La pratique du design est protéiforme

Posted on 9 décembre 2010

Après avoir mis son talent au service de la maison Louis Vuitton. Jean-Marc Gady impose son nom. Celui qui a fait ses armes dans l’espace, élaborant scénographies événementielles et vitrines s’est embarqué dans une autre histoire. Assiette, lampe ou vase, il fait des objets “standards“ des œuvres d’art.
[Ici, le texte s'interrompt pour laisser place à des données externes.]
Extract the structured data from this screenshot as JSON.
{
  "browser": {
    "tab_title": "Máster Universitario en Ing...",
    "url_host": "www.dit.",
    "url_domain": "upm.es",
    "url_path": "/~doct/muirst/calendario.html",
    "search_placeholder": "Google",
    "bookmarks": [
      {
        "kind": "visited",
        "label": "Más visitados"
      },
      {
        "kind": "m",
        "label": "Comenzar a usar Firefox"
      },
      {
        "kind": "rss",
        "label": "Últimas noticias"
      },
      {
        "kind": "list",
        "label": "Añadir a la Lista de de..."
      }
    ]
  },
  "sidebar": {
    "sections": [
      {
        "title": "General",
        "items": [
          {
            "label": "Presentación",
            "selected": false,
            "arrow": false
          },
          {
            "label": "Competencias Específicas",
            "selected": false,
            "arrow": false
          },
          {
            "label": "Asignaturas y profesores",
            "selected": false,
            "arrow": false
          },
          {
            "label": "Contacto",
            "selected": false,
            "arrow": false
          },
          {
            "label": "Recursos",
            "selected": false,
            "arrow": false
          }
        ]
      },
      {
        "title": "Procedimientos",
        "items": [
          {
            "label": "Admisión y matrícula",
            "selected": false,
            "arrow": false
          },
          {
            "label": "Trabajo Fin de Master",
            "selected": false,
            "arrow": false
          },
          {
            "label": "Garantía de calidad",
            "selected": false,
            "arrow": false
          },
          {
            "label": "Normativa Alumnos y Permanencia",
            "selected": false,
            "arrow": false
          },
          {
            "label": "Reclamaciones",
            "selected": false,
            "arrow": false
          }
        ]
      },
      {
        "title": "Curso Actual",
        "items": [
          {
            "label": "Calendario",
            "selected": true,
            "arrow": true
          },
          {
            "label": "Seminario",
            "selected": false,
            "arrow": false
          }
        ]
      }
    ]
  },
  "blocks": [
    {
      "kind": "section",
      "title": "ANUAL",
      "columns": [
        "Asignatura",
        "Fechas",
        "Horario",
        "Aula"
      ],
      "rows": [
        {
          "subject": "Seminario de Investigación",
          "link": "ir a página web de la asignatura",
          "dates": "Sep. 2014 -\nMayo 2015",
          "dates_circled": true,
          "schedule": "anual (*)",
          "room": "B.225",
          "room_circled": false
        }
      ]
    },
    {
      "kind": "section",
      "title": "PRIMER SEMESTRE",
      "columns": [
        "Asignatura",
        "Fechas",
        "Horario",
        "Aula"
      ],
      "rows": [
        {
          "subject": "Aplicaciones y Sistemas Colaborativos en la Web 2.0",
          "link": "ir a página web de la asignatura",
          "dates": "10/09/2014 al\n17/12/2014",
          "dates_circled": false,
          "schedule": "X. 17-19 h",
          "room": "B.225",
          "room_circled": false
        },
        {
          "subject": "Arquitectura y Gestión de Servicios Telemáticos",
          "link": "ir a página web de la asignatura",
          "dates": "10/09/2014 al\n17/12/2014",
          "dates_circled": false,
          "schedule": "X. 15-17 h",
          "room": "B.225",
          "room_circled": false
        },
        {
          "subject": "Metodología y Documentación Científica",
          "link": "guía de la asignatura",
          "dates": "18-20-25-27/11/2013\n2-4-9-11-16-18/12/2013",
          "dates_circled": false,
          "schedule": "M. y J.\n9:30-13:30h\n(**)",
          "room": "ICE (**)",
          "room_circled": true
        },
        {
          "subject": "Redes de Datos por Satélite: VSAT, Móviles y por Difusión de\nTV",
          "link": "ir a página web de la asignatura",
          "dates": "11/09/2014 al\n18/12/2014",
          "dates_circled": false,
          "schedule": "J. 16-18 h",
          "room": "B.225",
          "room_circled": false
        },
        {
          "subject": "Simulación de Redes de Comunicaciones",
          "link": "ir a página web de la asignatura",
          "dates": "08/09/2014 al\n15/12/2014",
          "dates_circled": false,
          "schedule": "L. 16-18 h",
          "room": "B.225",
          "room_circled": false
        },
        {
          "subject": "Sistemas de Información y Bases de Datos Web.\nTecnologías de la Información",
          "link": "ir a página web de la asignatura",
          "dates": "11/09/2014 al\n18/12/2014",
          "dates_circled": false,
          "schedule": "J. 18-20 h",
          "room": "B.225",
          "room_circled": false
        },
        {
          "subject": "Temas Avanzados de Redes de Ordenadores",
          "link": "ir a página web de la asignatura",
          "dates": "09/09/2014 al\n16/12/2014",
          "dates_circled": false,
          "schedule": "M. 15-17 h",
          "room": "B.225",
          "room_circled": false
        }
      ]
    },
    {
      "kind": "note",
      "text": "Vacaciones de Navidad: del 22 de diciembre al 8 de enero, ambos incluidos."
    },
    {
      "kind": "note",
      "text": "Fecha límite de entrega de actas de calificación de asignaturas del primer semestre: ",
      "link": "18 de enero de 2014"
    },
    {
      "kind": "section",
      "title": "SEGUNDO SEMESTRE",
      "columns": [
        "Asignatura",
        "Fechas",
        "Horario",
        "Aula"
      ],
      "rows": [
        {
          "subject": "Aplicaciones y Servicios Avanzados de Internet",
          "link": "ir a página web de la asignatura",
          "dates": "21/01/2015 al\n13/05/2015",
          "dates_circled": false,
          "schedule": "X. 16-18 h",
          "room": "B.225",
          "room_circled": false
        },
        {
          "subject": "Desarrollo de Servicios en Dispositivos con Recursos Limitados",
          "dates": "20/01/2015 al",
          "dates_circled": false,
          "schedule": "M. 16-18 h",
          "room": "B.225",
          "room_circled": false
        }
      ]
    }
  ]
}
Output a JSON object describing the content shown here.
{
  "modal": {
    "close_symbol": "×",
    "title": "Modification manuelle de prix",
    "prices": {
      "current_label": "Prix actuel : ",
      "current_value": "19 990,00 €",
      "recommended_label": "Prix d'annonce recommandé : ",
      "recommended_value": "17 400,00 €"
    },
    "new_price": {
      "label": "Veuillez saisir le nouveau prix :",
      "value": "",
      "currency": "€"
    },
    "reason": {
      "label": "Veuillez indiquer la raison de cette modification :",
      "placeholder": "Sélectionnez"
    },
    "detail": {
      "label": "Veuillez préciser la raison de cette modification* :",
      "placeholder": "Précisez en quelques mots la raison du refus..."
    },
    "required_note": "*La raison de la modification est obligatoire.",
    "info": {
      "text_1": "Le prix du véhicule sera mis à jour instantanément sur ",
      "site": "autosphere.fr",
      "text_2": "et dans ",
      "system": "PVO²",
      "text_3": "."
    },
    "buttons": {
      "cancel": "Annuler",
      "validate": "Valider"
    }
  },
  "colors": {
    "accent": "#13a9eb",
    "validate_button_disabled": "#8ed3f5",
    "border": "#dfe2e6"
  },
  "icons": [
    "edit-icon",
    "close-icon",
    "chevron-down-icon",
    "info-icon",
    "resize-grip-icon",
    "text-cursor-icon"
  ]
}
Il ne pouvait qu’être sensible à notre questionnaire “prendre un classique et le décliner en changeant sa géométrie, sa taille ou sa forme pour lui donner une nouvelle fonction“. Son credo : faire de beaux projets, insuffler du rêve, étonner…

LA CONCEPTION D’UNE CHAISE EST-IL TOUJOURS LE PASSAGE OBLIGE POUR LE DESIGN ?

La chaise est effectivement considérée comme l’exercice de style privilégié du designer (ce qui n’est pas mon cas, je préfère dessiner des vases, allez savoir pourquoi…). Ce meuble-objet concentre à lui seul la complexité et l’intérêt du métier de designer. La chaise est au centre de notre vie quotidienne, au bureau, à la maison, partout…elle est soumise à des contraintes intenses, des impératifs économiques qui la placent dans une réalité commerciale, de plus, chaque chaise a son fabricant qui a son propre savoir-faire. Chaque chaise véhicule des codes qui lui sont propres, culturels, historiques, bref ce type de projet nécessite de pousser tous les curseurs en même temps. c’est ce qui rend cet exercice si intéressant.

AVEZ-VOUS DÉJÀ CONCUE VOTRE CHAISE ?

« MA » chaise n’existe pas, c’est forcément la chaise d’un projet qui émane d’une demande du client. Cela dit, je suis très fier de la collection Yume pour Perrouin, un fabricant de chaises de style depuis cinq générations avec qui j’ai été mis en relation par le VIA. Sa production s’essoufflait un peu et il a voulu faire un pas vers le « DESIGN » (dont les vertus salvatrices sont reconnues mais peu usitées en France…). Cette série de chaises est en total accord avec son savoir-faire, c’est important  parce qu’il n’a pas eu à changer sa manière de faire, c’est rassurant pour un premier pas vers le contemporain.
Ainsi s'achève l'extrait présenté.